I thought I would begin my renewed blogger resolve with a book review, since I'm working my way through my summer reading list. although you will notice, the first book I read this summer was not on my planned list - that's because it was introduced to me by my new friend Shaina, who lent it to me to read on my long flight back from London. without further ado, let me introduce you to Michael Pollan's "In Defense of Food: An Eater's Manifesto"
one might think, with the obesity problem in the United States going at full force, that food is to blame. in a world where "food" is most often genetically modified and scientifically recreated, this book celebrates real food - the kind of food you can pick off a tree or pull from the ground. it is a defense of food that your great grandmother would recognize as food. Michael Pollan writes about the obsession in the United States with "nutrition," not food, and how our obsession with food science has inhibited our ability to truly appreciate real food. in lieu of making a huge list of all that I learned and appreciated from this book, I'll just stick to a few highlights:
highlight 1: whole foods
the concept of "whole foods" became more clear to me as I read this book. in the grocery store, when you pick up any random food product on the self, you're apt to discover an ingredient list like this: Rice, Sugar, Polydextrose (Source of Fiber)Hydrogenated Vegetable Oil (Coconut and Palm Kernel Oils)Salt, contains Less than .5% of Natural and Artificial Flavor, Red 40, Yellow 6, Turmeric Oleoresin (Color)Yellow 5, Blue 1, Blue 2, BHA (to Help Protect Flavor).......etc. etc. (the list of ingredients goes on and on, in other words). instead of buying food with dozens of ingredients we can't even pronounce and don't naturally occur anywhere, we should buy real food with real ingredients! Michael Pollan suggests that in order to avoid eating food that has been scientifically tampered with and thus stripped of many nutrients (processed flour and sugar, for example) we should only buy food that our great grandmothers would recognize as food. why? because the "western diet," high in processed foods, created stuff like heart disease and cancer, so by eating whole food, instead of processed food, we can live longer and healthier lives.

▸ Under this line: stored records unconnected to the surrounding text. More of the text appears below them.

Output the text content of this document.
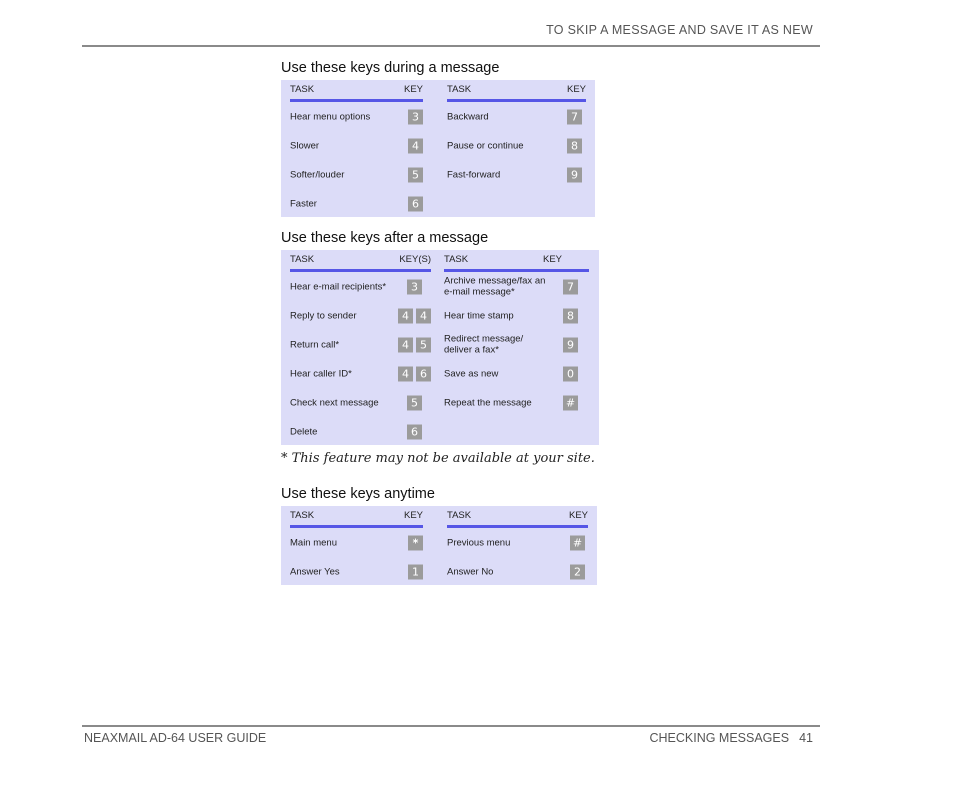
TO SKIP A MESSAGE AND SAVE IT AS NEW
Use these keys during a message
TASK	KEY
Hear menu options	3
Slower	4
Softer/louder	5
Faster	6
TASK	KEY
Backward	7
Pause or continue	8
Fast-forward	9
Use these keys after a message
TASK	KEY(S)
Hear e-mail recipients*	3
Reply to sender	4	4
Return call*	4	5
Hear caller ID*	4	6
Check next message	5
Delete	6
TASK	KEY
Archive message/fax an
e-mail message*	7
Hear time stamp	8
Redirect message/
deliver a fax*	9
Save as new	0
Repeat the message	#
* This feature may not be available at your site.
Use these keys anytime
TASK	KEY
Main menu	*
Answer Yes	1
TASK	KEY
Previous menu	#
Answer No	2
NEAXMAIL AD-64 USER GUIDE	CHECKING MESSAGES 41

highlight 2: change our food culture
this doesn't only include what we eat, but how we eat as well. a large part of our food experience should happen in the kitchen or dining room, with the rest of the family, eating real food and getting real conversation. Pollan writes "the shared meal elevates eating from a mechanical process of fueling the body to a ritual of family and community, from mere animal biology to an act of culture." amen.
highlight 3: reestablish a connection with food
this includes having a garden, whenever possible! Pollan writes about the (healthy) relationship we can have with food when we help coax it out of the ground, harvest it, cook it with our families, and eat it together. then maybe we can recognize that food is, as Pollan says, "no mere thing but a web of relationships among a great many living beings, some of them human, some not, but each of them dependent on the other, and all of the ultimately rooted in soil and nourished by sunlight."
so this brings me to Michael Pollan's simple motto for overcoming the deranged, industrialized world of food products:
Eat (real, not processed) food. Not too much. Mostly plants.